Masa Sulit Dan Proses Melewatinya

Posting Komentar

poto/pixabay
Tidak pernah ada yang tahu mengenai peristiwa apa yang akan terjadi di masa depan. Kebanyakan orang bisa menyusun beberapa rencana untuk target mendatang. Ingin sekolah di tempat favorit, kuliah sesuai jurusan yang diminati, bekerja berdasarkan passion, dan lain sebagainya.

Namun bagaimana jika tidak berjalan dengan lancar? Kendala dan masalah sudah pasti ada, menjadi bahan memperlambat, atau bahkan menggagalkan. Peristiwa baik atau buruk bisa terjadi mendadak tanpa ada prediksi sebelumnya.

Saya pribadi di tahun lalu , 2020, sudah membuat rencana yang ingin dilakukan. Kegemaran yang sampai saat ini tidak bisa ditinggalkan yaitu, belajar programming. Beberapa tahapan telah berhasil dilakukan, namun, ketika di pertengahan jalan, mendadak Ayah saya meninggal dunia.

Saat beliau sakit, kami anak-anaknya harus fokus merawat dan menemani setiap proses pengobatan. Melakukan segala upaya agar lekas sembuh, dan sehat seperti semula. Namun, memang Allah Subhana Wa Ta’ala berkehendak lain.

Selama beberapa bulan semua yang saya rencanakan tertunda. Hingga masa-masa duka terlewati, perlahan mulai untuk bangkit kembali. Menata semuanya dari awal lagi. Terlambat sudah pasti, namun lebih baik dari pada tidak sama sekali.

Bertanya Kepada Diri Sendiri

Ketika kehilangan orang tua untuk selama-lamanya, memang terasa sangat berat. Saya begitu merasa sendirian, karena sebelum Ayah, Ibu sudah meninggal dunia terlebih dahulu. Mereka saling menyusul satu sama lain.

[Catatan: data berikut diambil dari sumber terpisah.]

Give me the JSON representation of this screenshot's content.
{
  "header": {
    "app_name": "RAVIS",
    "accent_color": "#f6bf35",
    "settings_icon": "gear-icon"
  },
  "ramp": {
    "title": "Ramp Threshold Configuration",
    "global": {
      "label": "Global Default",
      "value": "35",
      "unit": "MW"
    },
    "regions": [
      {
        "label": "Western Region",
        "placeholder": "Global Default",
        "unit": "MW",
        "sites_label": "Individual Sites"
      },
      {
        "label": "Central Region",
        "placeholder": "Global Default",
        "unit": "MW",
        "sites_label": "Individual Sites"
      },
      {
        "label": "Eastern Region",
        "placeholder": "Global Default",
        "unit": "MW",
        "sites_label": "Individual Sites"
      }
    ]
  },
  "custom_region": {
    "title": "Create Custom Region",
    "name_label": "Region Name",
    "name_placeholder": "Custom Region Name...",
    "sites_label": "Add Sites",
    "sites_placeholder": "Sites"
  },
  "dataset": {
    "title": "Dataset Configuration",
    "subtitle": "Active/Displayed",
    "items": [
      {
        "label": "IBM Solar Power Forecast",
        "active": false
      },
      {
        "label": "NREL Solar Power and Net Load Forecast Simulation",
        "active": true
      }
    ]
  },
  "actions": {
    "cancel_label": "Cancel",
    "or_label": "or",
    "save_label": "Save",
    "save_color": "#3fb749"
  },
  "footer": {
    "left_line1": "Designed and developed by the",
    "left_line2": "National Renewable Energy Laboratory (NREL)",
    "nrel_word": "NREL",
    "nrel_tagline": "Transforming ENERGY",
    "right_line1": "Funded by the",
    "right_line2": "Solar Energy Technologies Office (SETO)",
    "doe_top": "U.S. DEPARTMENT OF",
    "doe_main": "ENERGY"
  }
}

Berduka pasti dialami setiap orang yang ditinggal pergi. Namun, berlama-lama dalam kondisi tersebut tidaklah baik. Apalagi sampai meratapi kehilangan mereka. Rasanya sangat berat untuk merelakan, akan tetapi kehidupan tetap harus berlanjut.

Pada saat itu, kita harus bertanya kepada diri sendiri mengani apa tujuan kita. Hal itu bisa menjadi dasar dari tahap awal untuk melangkah bergerak maju. Tidak perlu terburu-buru, coba dari hal yang disukai, atau kegiatan lama yang sempat tertunda.

Mulai Melangkah

Ketika sudah menentukan apa yang menjadi tujuan. Buat daftar pekerjaan. Lakukan satu demi satu. Jika sulit, cobalah untuk meminta bantuan. Di dunia ini masih banyak orang baik yang bersedia menolong, bahkan ada juga tanpa pamrih.

Kehilangan orang yang disayangi, bahkan hadirnya pesaing, adalah proses untuk dilewati  agar mencapai target. Entah mudah atau sulit, bahagia, senang, berduka, menjadi warna ketika menjalaninya. Tapi tetap harus dihadapi.

Menjadi Diri Sendiri

Berintrospeksi adalah menjadi jalan untuk mengenal diri sendiri. Menyadari kemampuan dan kelemahan yang dimiliki. Apa saja yang boleh dan tidak untuk dilakukan. Tanpa memaksakan kehendak secara berlebihan.

Ketika sudah menentukan tujuan yang ingin dicapai, maka lakukan sebaik-baiknya. Bergerak maju untuk mengejar ketertinggalan, menata masa depan. Setiap orang punya dukanya masing-masing, namun, kembali ke pada diri sendiri untuk cara mengatasi dan melewatinya.